Dan juga banyak dalil-dalil lainnya yang menunjukkan akan wajibnya shalat
berjama'ah di masjid bagi setiap muslim yang baligh, berakal dan tidak ada
'udzur syar'i baginya.
Kaum Muslimah Lebih Utama Shalat di Rumahnya
Adapun bagi kaum muslimah maka yang lebih utama baginya adalah shalat di
rumahnya daripada di masjid, sebagaimana disebutkan di dalam Al-Qur`an:
"Wa buyuutuhunna khairullahunna" (dan rumah-rumah mereka lebih baik
bagi mereka) dan juga hadits-hadits yang sangat banyak yang menjelaskan
keutamaan shalat di rumah bagi kaum muslimah. Tapi apabila kaum muslimah
meminta idzin untuk shalat di masjid maka tidak boleh dilarang bahkan harus
diidzinkan. Tetapi ketika dia keluar ke masjid harus memenuhi syarat-syaratnya
yaitu menutupi auratnya secara sempurna, tidak memakai wangi-wangian, tidak
ditakutkan menimbulkan fitnah dan yang lainnya yang telah dijelaskan para
'ulama.
Syaikhul Islam menjelaskan bahwa dalam keadaan tertentu shalatnya muslimah di
masjid lebih utama dari pada di rumah ketika di masjid terdapat pelajaran
(ta'lim) yang disampaikan oleh ahlus sunnah, tetapi jika di masjid tidak ada
kajian 'ilmu maka shalat di rumah lebih baik daripada di masjid.

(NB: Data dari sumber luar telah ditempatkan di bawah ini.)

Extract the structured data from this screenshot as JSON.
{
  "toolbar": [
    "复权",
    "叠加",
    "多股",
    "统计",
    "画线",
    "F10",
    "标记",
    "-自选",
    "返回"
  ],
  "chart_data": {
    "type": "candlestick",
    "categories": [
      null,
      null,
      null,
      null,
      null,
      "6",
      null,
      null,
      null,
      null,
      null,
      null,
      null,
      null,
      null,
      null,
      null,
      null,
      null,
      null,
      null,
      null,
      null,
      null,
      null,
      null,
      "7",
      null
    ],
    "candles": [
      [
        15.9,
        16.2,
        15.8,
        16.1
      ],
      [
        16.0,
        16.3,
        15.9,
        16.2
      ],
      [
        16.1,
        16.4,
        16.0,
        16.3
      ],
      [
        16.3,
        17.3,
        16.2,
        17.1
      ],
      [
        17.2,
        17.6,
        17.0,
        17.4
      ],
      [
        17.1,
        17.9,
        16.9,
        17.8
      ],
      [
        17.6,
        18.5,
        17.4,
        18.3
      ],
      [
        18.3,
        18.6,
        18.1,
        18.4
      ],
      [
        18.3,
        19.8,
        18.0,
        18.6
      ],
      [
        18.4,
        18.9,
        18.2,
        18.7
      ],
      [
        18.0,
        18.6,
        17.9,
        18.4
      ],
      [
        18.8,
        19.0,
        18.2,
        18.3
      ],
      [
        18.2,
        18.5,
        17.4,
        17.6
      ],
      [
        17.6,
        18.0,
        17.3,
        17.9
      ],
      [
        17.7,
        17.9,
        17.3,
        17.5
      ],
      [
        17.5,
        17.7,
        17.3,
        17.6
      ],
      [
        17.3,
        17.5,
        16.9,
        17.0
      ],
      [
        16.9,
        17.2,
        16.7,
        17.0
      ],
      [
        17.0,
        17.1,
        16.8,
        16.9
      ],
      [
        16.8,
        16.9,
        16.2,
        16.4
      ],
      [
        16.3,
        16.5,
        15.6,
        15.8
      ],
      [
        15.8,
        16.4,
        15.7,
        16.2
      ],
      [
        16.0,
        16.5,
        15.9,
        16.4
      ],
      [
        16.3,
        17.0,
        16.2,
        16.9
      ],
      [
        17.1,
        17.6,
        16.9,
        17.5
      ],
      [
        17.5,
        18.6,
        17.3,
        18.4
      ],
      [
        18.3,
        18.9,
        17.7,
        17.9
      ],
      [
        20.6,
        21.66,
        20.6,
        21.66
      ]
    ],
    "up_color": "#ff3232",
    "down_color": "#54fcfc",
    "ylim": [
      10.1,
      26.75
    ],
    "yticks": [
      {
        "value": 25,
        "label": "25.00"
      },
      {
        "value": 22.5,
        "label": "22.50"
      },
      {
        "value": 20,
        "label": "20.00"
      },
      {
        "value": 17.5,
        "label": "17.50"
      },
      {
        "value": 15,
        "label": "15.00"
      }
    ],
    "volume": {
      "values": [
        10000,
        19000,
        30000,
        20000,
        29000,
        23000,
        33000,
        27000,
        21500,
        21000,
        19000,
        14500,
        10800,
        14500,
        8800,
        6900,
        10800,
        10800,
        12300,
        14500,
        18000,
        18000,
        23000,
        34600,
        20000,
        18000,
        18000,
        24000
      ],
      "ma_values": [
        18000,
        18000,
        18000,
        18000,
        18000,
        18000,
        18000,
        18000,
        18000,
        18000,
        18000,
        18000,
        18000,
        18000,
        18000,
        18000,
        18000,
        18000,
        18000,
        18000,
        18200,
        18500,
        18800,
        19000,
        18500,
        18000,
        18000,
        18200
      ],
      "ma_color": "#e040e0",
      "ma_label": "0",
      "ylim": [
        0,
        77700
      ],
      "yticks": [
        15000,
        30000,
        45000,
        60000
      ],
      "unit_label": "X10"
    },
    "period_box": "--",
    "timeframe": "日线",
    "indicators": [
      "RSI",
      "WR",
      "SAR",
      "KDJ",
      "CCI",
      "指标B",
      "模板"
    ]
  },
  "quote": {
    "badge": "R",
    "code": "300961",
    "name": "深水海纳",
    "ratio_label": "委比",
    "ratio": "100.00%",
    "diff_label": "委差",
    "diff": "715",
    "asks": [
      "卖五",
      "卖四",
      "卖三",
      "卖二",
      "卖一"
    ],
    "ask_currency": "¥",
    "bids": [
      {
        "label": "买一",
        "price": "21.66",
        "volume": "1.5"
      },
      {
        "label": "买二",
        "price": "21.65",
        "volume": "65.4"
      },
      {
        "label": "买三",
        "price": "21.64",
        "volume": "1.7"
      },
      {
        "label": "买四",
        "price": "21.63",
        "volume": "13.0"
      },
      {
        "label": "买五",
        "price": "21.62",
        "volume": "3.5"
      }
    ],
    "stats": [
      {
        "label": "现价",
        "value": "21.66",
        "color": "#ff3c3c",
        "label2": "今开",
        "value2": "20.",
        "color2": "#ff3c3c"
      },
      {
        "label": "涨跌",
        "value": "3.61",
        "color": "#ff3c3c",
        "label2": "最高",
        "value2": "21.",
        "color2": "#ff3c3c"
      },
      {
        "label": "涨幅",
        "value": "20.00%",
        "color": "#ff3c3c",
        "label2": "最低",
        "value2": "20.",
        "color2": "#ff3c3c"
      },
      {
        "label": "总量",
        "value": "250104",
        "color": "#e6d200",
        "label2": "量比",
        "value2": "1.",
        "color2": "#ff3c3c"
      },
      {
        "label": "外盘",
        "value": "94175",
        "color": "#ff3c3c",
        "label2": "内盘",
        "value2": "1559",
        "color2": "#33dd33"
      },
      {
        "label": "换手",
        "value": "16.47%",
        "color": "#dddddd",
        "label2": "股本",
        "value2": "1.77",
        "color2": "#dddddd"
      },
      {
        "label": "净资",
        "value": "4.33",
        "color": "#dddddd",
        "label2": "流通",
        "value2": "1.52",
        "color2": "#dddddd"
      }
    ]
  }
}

Mengambil Ilmu Agama Harus dari Orang yang Benar Manhajnya
Dan perlu di ketahui bahwa kita tidak boleh mengambil 'ilmu dari sembarang
orang, tapi harus dari orang yang sudah jelas manhajnya dan terbukti berpegang
teguh dengan Al-Qur`an dan As-Sunnah dengan pemahaman para shahabat. Kalau ia
belum jelas manhajnya dan bahkan dia menyelisihi sunnah (seperti merokok,
memotong jenggot, menurunkan kain di bawah mata kaki, bercampur baur dengan orang
yang bukan mahramnya dan lainnya dari perkara-perkara yang menyelisihi Sunnah
Rasulullah shallohu 'alaihi wasallam ) maka tidak sepantasnya kita mengambil
'ilmu darinya. Hal ini telah dijelaskan oleh Al-Imam Ibnu Sirin, di mana dia
berkata: "Sesungghunya ilmu ini adalah agama maka hendaklah salah seorang
dari kalian melihat dari mana ia mengambil agamanya.", dalam lafazh yang
lain ia berkata: "Mereka (salafush-shalih) tidak menanyakan tentang isnad
(suatu hadits) tetapi ketika terjadinya fitnah (setelah terbunuhnya 'Utsman bin
'Affan-pent) maka mereka mengatakan: "sebutkan sanad kalian!" Maka
ketika itu dilihat, apabila 'ilmu (hadits) itu datang dari Ahlus Sunnah maka
diambil haditsnya tetapi apabila datang dari Ahlul Bid'ah maka ditolak haditsnya."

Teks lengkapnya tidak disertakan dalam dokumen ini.